Here, we examined the effects of auditory stimulation at 50 dB with white noise (WN) or music (Traeumerei [TM] by Schumann or Etude by Chopin) on renal sympathetic nerve activity (RSNA) and BP in urethane-anesthetized rats. Auditory stimulation with TM, but not with WN or the Etude, significantly decreased RSNA and BP. Complete bilateral destruction of the cochleae and bilateral lesions of the auditory cortex (AuC) eliminated the effects of TM stimulation on RSNA and BP, but bilateral lesions of primary somatosensory cortex (S1C) had no effect. Bilateral lesions of the hypothalamic suprachiasmatic nucleus (SCN) or intracerebral administration of thioperamide, a histaminergic H3 receptor antagonist, also abolished TM-induced decreases in RSNA and BP. These findings suggest that exposure to music can decrease RSNA and BP through the auditory pathway, histaminergic neurons, and the SCN.

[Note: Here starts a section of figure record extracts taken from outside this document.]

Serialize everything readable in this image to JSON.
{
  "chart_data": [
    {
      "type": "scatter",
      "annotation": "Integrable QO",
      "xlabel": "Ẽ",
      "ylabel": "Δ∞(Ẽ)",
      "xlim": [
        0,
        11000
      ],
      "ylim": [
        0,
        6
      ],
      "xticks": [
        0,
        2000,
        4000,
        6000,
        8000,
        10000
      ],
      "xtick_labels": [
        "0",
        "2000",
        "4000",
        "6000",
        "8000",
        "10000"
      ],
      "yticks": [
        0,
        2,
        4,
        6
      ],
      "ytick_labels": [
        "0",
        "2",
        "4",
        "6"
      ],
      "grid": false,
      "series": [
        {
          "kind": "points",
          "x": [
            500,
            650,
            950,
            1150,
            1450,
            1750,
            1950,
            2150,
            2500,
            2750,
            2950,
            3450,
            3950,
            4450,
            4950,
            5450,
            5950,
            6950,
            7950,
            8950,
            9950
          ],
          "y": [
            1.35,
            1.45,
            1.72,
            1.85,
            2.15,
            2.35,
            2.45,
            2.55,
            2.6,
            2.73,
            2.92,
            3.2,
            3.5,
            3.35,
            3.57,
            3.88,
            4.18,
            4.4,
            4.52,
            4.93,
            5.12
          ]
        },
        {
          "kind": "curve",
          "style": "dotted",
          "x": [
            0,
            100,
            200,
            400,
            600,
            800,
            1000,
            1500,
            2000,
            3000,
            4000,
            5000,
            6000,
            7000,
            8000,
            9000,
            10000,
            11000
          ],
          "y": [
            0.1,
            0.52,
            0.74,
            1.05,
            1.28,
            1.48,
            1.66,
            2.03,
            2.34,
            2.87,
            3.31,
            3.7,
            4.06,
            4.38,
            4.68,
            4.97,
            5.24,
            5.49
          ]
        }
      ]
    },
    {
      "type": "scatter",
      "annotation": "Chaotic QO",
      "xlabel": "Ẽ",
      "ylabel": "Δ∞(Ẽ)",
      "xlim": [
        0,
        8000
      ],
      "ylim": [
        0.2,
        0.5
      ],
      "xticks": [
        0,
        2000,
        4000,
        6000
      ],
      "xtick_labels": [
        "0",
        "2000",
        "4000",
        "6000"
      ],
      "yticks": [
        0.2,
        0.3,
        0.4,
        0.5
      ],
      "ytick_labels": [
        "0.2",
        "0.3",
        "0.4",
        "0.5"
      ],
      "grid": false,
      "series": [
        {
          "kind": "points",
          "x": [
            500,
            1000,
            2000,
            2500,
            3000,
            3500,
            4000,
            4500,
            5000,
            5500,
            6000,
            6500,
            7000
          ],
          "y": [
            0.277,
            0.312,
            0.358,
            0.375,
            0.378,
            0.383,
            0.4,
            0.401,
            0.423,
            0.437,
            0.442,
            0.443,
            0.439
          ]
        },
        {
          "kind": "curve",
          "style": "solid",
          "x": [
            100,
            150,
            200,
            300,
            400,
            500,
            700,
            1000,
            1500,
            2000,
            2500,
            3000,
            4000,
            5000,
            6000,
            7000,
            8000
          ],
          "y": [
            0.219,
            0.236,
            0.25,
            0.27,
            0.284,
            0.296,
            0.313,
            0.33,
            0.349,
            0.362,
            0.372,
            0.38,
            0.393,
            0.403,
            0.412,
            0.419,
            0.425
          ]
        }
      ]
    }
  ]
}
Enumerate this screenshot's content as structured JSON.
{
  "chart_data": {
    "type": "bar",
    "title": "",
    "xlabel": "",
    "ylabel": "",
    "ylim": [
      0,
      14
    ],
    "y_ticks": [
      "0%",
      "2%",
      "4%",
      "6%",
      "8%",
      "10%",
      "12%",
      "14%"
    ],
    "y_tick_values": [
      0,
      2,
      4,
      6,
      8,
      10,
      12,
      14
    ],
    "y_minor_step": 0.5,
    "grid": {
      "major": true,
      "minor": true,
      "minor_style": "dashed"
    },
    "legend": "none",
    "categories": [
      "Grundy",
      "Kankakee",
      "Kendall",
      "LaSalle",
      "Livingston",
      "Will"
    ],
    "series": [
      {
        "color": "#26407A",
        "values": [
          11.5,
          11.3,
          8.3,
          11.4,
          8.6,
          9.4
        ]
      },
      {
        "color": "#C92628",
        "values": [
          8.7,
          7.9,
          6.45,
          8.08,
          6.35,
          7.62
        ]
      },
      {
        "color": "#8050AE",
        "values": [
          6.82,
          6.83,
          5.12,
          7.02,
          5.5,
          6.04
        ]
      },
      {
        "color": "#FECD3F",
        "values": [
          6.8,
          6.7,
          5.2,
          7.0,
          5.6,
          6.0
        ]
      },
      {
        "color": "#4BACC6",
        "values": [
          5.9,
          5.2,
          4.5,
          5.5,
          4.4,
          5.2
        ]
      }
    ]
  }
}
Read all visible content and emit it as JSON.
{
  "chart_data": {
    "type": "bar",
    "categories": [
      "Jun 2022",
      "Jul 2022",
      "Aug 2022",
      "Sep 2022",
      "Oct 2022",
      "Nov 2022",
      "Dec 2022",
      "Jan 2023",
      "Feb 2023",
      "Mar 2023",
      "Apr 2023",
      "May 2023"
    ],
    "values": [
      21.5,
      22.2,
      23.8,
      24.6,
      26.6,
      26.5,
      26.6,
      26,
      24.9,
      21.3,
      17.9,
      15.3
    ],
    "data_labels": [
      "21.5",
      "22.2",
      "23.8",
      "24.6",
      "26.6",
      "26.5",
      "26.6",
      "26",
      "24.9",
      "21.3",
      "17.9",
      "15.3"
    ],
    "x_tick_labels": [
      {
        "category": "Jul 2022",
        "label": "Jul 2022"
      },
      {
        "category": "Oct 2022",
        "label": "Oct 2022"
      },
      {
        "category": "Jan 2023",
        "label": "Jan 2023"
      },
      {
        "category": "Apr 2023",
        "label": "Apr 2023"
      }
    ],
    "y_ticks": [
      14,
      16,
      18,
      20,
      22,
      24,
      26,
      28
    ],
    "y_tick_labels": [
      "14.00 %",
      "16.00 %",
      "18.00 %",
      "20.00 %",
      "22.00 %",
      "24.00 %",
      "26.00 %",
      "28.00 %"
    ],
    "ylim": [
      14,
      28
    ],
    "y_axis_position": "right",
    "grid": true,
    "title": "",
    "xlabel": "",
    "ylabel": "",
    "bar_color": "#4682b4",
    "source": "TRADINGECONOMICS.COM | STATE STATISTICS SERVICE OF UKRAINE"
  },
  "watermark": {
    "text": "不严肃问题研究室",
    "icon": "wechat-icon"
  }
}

Mechanism of changes induced in plasma glycerol by scent stimulation with grapefruit and lavender essential oils.

In a previous study, we found that stimulation with scent of grapefruit oil (SGFO) elevated plasma glycerol levels in rats. However, stimulation with scent of lavender oil (SLVO) triggered a negative effect. To identify the mechanism of these changes during lipolysis, we examined the role of autonomic blockers and bilateral lesions of the hypothalamic suprachiasmatic nucleus (SCN) in the modification of plasma glycerol in rats exposed to SGFO and SLVO. We found that intraperitoneal injection of propranolol hydrochloride and atropine sulfate eliminated the changes in plasma glycerol levels induced by SGFO and SLVO, respectively. Bilateral lesions of the SCN completely abolished the effects of SGFO and SLVO on lipolysis. In addition, we investigated tyrosine phosphorylation of the transmembrane glycoprotein BIT (a brain immunoglobulin-like molecule with tyrosine-based activation motifs, a member of the signal-regulator protein family), which was found to be involved in the activation of renal sympathetic nerves and increase in body temperature on cold exposure. SGFO was found to enhance the immunoreactivity of BIT to the 4G10 anti-phosphotyrosine antibody in the SCN, whereas SLVO decreased the immunoreactivity. The changes in BIT phosphorylation resulting from the exposure to SGFO and SLVO were eliminated by the corresponding histamine receptor antagonists, which eliminated the changes in plasma glycerol concentration. The results suggest that SGFO and SLVO affect the autonomic neurotransmission and lipolysis. The SCN and histamine neurons are involved in the lipolytic responses to SGFO and SLVO, and tyrosine phosphorylation of BIT is implicated in the relevant signaling pathways.